My research agenda focuses on the synthesis, physical properties, and applications of rhenium polyhydride compounds. Rhenium polyhydride compounds are typically compounds with a single rhenium metal atom at the center of the compound and four or more hydrogen atoms bound directly to the rhenium atom. Rhenium polyhydride compounds have some historical significance related to the catalytic activation of alkyl C-H bonds. The compound ReH₇(PPh₃)₂ was the first compound known to catalytically activate alkane C-H bonds in homogeneous systems.

The structure of the first rhenium polyhydride compound with a sigma bond to an aromatic carbon center.
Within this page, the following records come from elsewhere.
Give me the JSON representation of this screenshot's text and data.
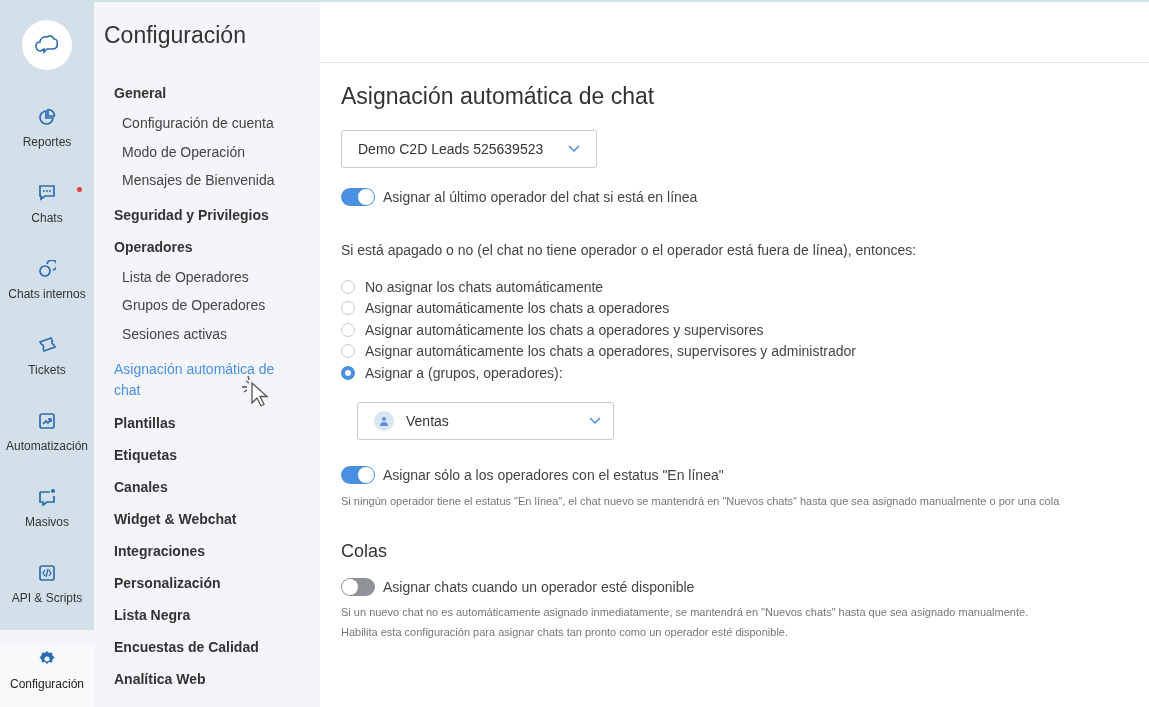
{
  "rail": {
    "items": [
      {
        "label": "Reportes",
        "selected": false,
        "notification": false
      },
      {
        "label": "Chats",
        "selected": false,
        "notification": true
      },
      {
        "label": "Chats internos",
        "selected": false,
        "notification": false
      },
      {
        "label": "Tickets",
        "selected": false,
        "notification": false
      },
      {
        "label": "Automatización",
        "selected": false,
        "notification": false
      },
      {
        "label": "Masivos",
        "selected": false,
        "notification": false
      },
      {
        "label": "API & Scripts",
        "selected": false,
        "notification": false
      },
      {
        "label": "Configuración",
        "selected": true,
        "notification": false
      }
    ]
  },
  "settings_menu": {
    "title": "Configuración",
    "items": [
      {
        "label": "General",
        "selected": false,
        "children": [
          {
            "label": "Configuración de cuenta",
            "selected": false
          },
          {
            "label": "Modo de Operación",
            "selected": false
          },
          {
            "label": "Mensajes de Bienvenida",
            "selected": false
          }
        ]
      },
      {
        "label": "Seguridad y Privilegios",
        "selected": false
      },
      {
        "label": "Operadores",
        "selected": false,
        "children": [
          {
            "label": "Lista de Operadores",
            "selected": false
          },
          {
            "label": "Grupos de Operadores",
            "selected": false
          },
          {
            "label": "Sesiones activas",
            "selected": false
          }
        ]
      },
      {
        "label": "Asignación automática de chat",
        "selected": true
      },
      {
        "label": "Plantillas",
        "selected": false
      },
      {
        "label": "Etiquetas",
        "selected": false
      },
      {
        "label": "Canales",
        "selected": false
      },
      {
        "label": "Widget & Webchat",
        "selected": false
      },
      {
        "label": "Integraciones",
        "selected": false
      },
      {
        "label": "Personalización",
        "selected": false
      },
      {
        "label": "Lista Negra",
        "selected": false
      },
      {
        "label": "Encuestas de Calidad",
        "selected": false
      },
      {
        "label": "Analítica Web",
        "selected": false
      }
    ]
  },
  "main": {
    "title": "Asignación automática de chat",
    "channel_select": {
      "value": "Demo C2D Leads 525639523"
    },
    "last_operator_toggle": {
      "label": "Asignar al último operador del chat si está en línea",
      "on": true
    },
    "fallback_text": "Si está apagado o no (el chat no tiene operador o el operador está fuera de línea), entonces:",
    "options": [
      {
        "label": "No asignar los chats automáticamente",
        "selected": false
      },
      {
        "label": "Asignar automáticamente los chats a operadores",
        "selected": false
      },
      {
        "label": "Asignar automáticamente los chats a operadores y supervisores",
        "selected": false
      },
      {
        "label": "Asignar automáticamente los chats a operadores, supervisores y administrador",
        "selected": false
      },
      {
        "label": "Asignar a (grupos, operadores):",
        "selected": true
      }
    ],
    "group_select": {
      "value": "Ventas"
    },
    "online_toggle": {
      "label": "Asignar sólo a los operadores con el estatus \"En línea\"",
      "on": true,
      "note": [
        "Si ningún operador tiene el estatus \"En línea\", el chat nuevo se mantendrá en \"Nuevos chats\" hasta que sea asignado manualmente o por una cola"
      ]
    },
    "queues": {
      "title": "Colas",
      "toggle": {
        "label": "Asignar chats cuando un operador esté disponible",
        "on": false,
        "note": [
          "Si un nuevo chat no es automáticamente asignado inmediatamente, se mantendrá en \"Nuevos chats\" hasta que sea asignado manualmente.",
          "Habilita esta configuración para asignar chats tan pronto como un operador esté disponible."
        ]
      }
    }
  }
}
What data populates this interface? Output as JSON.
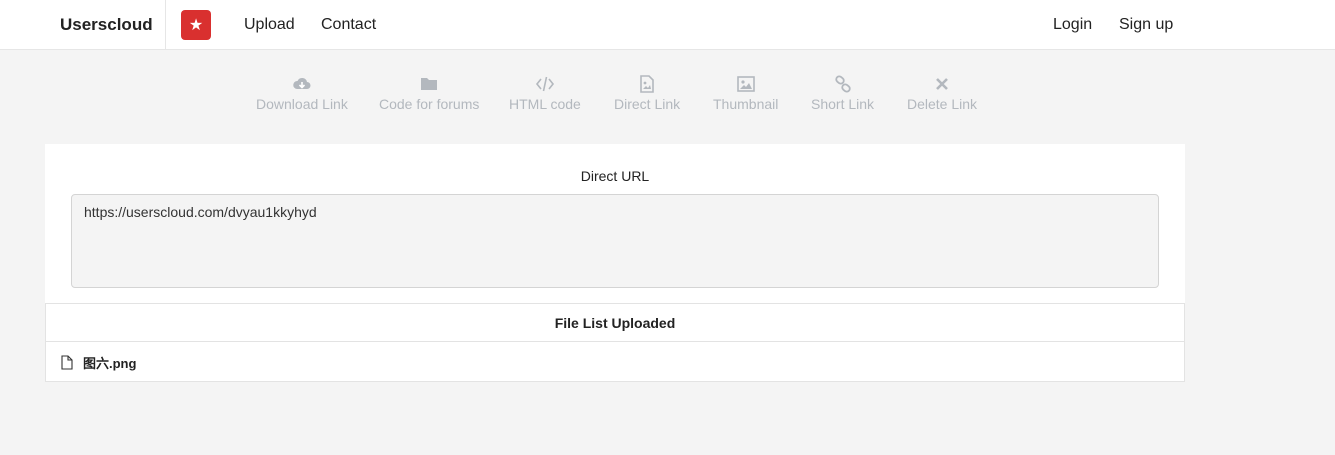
{
  "navbar": {
    "brand": "Userscloud",
    "links": [
      "Upload",
      "Contact"
    ],
    "auth": [
      "Login",
      "Sign up"
    ]
  },
  "toolbar": [
    {
      "label": "Download Link",
      "icon": "cloud-download-icon"
    },
    {
      "label": "Code for forums",
      "icon": "folder-icon"
    },
    {
      "label": "HTML code",
      "icon": "code-icon"
    },
    {
      "label": "Direct Link",
      "icon": "image-file-icon"
    },
    {
      "label": "Thumbnail",
      "icon": "picture-icon"
    },
    {
      "label": "Short Link",
      "icon": "link-icon"
    },
    {
      "label": "Delete Link",
      "icon": "close-icon"
    }
  ],
  "direct_url": {
    "title": "Direct URL",
    "value": "https://userscloud.com/dvyau1kkyhyd\n"
  },
  "file_list": {
    "title": "File List Uploaded",
    "files": [
      "图六.png"
    ]
  },
  "colors": {
    "brand_red": "#d9302f",
    "toolbar_gray": "#b3b8be",
    "page_bg": "#f4f4f4"
  }
}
Hugh Felkin and coworkers demonstrated that ReH₇(PPh₃)₂ serves as a catalyst for the transfer of hydrogen from alkanes to 3,3-dimethylbutene. The drawback to the above C-H bond activation reaction, however, is the low turnover number for the catalyst which is presumably due to the decomposition of the catalyst from side reactions which occur at the supporting tertiary phosphine ligands. Catalytic alkyl C-H bond activation is an area of current interest to the pharmaceutical industry. The development of active pharmaceutical ingredient synthetic routes which incorporate catalytic alkyl C-H bond activation would mean less chemical waste from such syntheses.

Dr. Moehring with Jan Wazio and Santosh Soparawalla and their poster presentation at a National ACS meeting.

Here at Monmouth I plan to pursue physical studies of rhenium polyhydride compounds and to explore the catalytic activation of alkyl C-H bonds by such compounds. Our work with C-H bond activation will examine two separate approaches. One approach will follow up on some interesting findings related to recent work in our lab. A second approach will look to develop potential rhenium polyhydride catalysts which are more robust than the current generation of such compounds. Our work will consist largely of inert atmosphere chemical syntheses and NMR characterizations.